J'ai écrit une série d'articles qui prennent chaque brique en main, avec du vrai code Go testé. Voici l'ordre qui a du sens pour apprendre, du modèle mental à la production.

  1. Le point de départ : comprendre pourquoi l'écriture doit être sérialisée par aggregate alors que la lecture peut être massivement parallèle, dans concurrence et parallélisme en Go appliqués à l'Event Sourcing. C'est aussi l'article qui définit les concepts sans prérequis.
  2. L'aggregate : la fonction Transition() qui rejoue les événements, et le piège du Clone() que Go te fait oublier (les slices partagent leur backing array et corrompent les anciens états en silence), dans CQRS en Go : aggregate, Transition() et Clone().
  3. Le command handler : la signature Handle(ctx, state, cmd) (Events, error) qui rend la logique métier testable sans mock ni base de données, dans des command handlers sans effet de bord.
  4. Le stockage : pourquoi PostgreSQL suffit comme event store, avec une table append-only et l'optimistic locking via UNIQUE(aggregate_id, version), dans PostgreSQL comme event store.
  5. Plusieurs aggregates qui coopèrent : la chorégraphie par événements plutôt qu'un orchestrateur central, et les sagas, dans sagas et chorégraphie par events.
  6. La fiabilité face aux doublons : l'idempotency key pour les retries et les double-clics, puis les quatre couches d'idempotence d'un système CQRS complet, dans les bases de l'idempotence puis commands, projections et outbox.
  7. Le cas avancé : comment renvoyer un résultat synchrone au client HTTP dans un système asynchrone, et garder un audit log cohérent, dans le pubsub bridge et l'audit atomique.
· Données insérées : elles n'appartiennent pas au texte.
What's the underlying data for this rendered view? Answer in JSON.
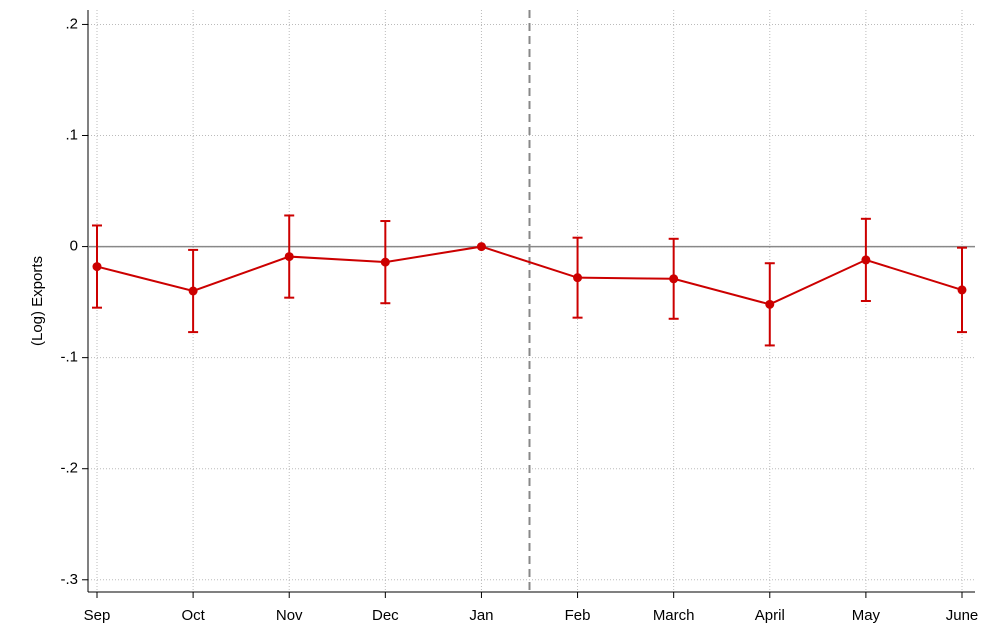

La stack minimale qui suffit

Le plus gros piège d'Event Sourcing, ce n'est pas le concept, c'est la sur-ingénierie. On te vend Kafka, EventStoreDB, un bus de messages distribué et trois brokers avant même d'avoir un seul aggregate qui marche.

Pour 90 % des projets, PostgreSQL seul fait tout le travail. Une table append-only pour les événements, une contrainte UNIQUE pour gérer la concurrence, du polling ou LISTEN/NOTIFY pour les projections. Les snapshots et l'outbox vers un broker n'arrivent que quand un vrai problème de volume ou d'intégration les réclame, pas avant. Commence petit. Tu ajouteras de l'infrastructure le jour où la douleur sera réelle.

Ce qu'il faut retenir

Event Sourcing et CQRS ne sont pas une architecture qu'on adopte en bloc parce que c'est à la mode. Ce sont des outils pour un problème précis : quand l'histoire de tes données vaut autant que leur état actuel. Si un régulateur, un comptable ou un bug de production peut un jour te demander "et avant ?", ils valent leur coût.

Le bon premier pas n'est pas de tout réarchitecturer. C'est de prendre un seul aggregate qui compte (un compte, une commande, un portefeuille), de le modéliser en événements sur une table PostgreSQL, et de voir ce que ça change. Le reste suit, brique par brique.

Questions fréquentes

Quelle est la différence entre Event Sourcing et CQRS ?

Event Sourcing décrit comment tu stockes les données : une suite d'événements immuables plutôt que l'état courant. CQRS décrit comment tu organises le code : un chemin pour écrire (commands), un autre pour lire (queries). Ce sont deux patterns indépendants, mais en production on les combine presque toujours, parce que l'un nourrit l'autre.

Faut-il Kafka ou EventStoreDB pour faire de l'Event Sourcing ?

Non. Pour la grande majorité des projets, PostgreSQL suffit : une table append-only, une contrainte d'unicité pour la concurrence, du polling ou LISTEN/NOTIFY pour les projections. Kafka et les event stores dédiés répondent à des besoins de volume ou d'intégration spécifiques, pas à un prérequis du pattern.

Event Sourcing, n'est-ce pas trop compliqué pour mon projet ?

Souvent, oui. Si ton domaine est un CRUD simple sans besoin d'historique, une table d'audit classique suffit et coûte bien moins cher. Event Sourcing vaut son coût quand l'histoire est la donnée : comptes, paiements, stocks, réservations, ou tout domaine où "qui a fait quoi, quand" est une vraie question.

Par où commencer concrètement ?

Par un seul aggregate qui compte, modélisé en événements sur une table PostgreSQL. Comprends d'abord le replay et l'aggregate, puis le command handler, puis le stockage, puis l'idempotence. La série d'articles liée plus haut suit exactement cet ordre, avec du code Go testé.